Couch has commented “The intangible aspect of Memory is concretized in a visceral sense via the body but is triggered by an object, image, sound, or gesture.” Then I Remembered the Most Radical Thing Black People Can Do – Continue to Love Each Other captures the history and folklore, indispensable to Black culture and invokes the internal landscape of both dark and joyous memories through the image of Black people expressing tenderness, love, and intimacy. She composed a highly personal image that speaks especially to members of the diaspora to establish connectivity and community in shared happiness and pain. Ultimately, via Then I Remembered the Most Radical Thing Black People Can Do – Continue to Love Each Other, Faith Couch asserts that the greatest statement against injustice and disharmony is love.

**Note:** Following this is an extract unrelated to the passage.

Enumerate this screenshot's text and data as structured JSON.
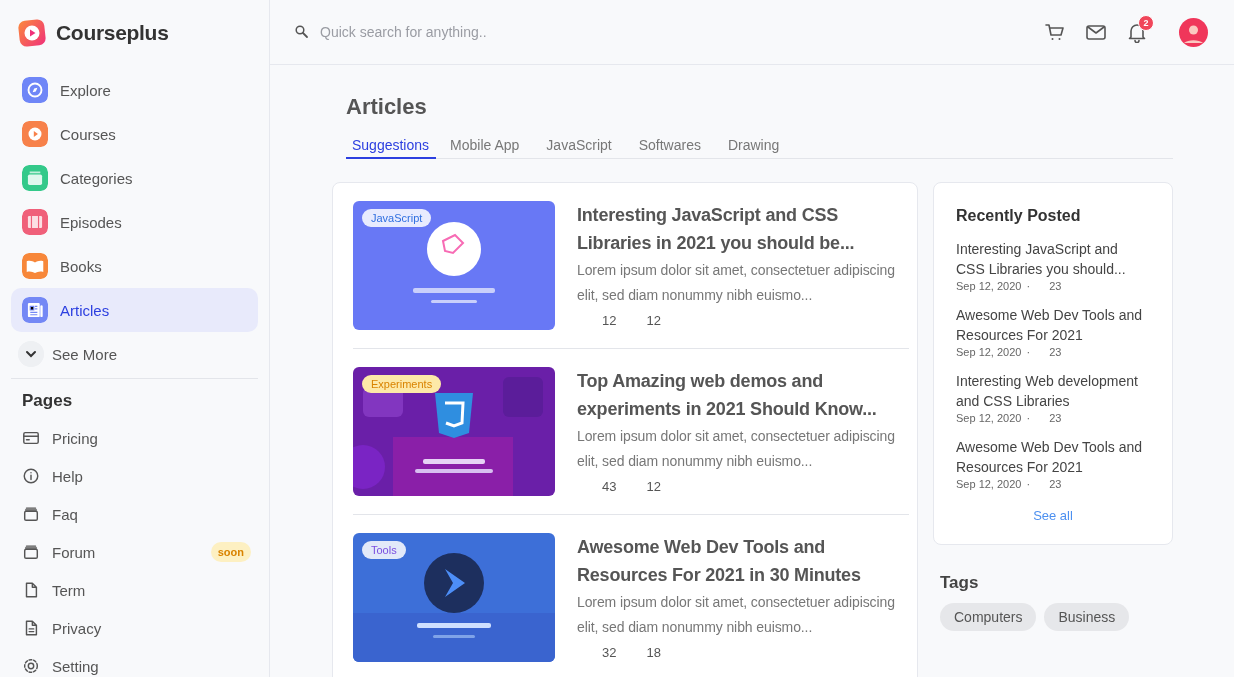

P.S. I HIGHLY encourage you to check out all of Faith Couch’s works on display in person for the full viewing experience (socially distant of course) as well as her instagram for exclusive content and even more shots of her work and artistic process
Faith Couch’s work is included in New Arrivals 2021 at The Stamp Gallery of the University of Maryland, College Park, from August 30 – October 16, 2021. Couch will be joining the other artists of New Arrivals 2021 in an artist talk in the Gallery in October 2021.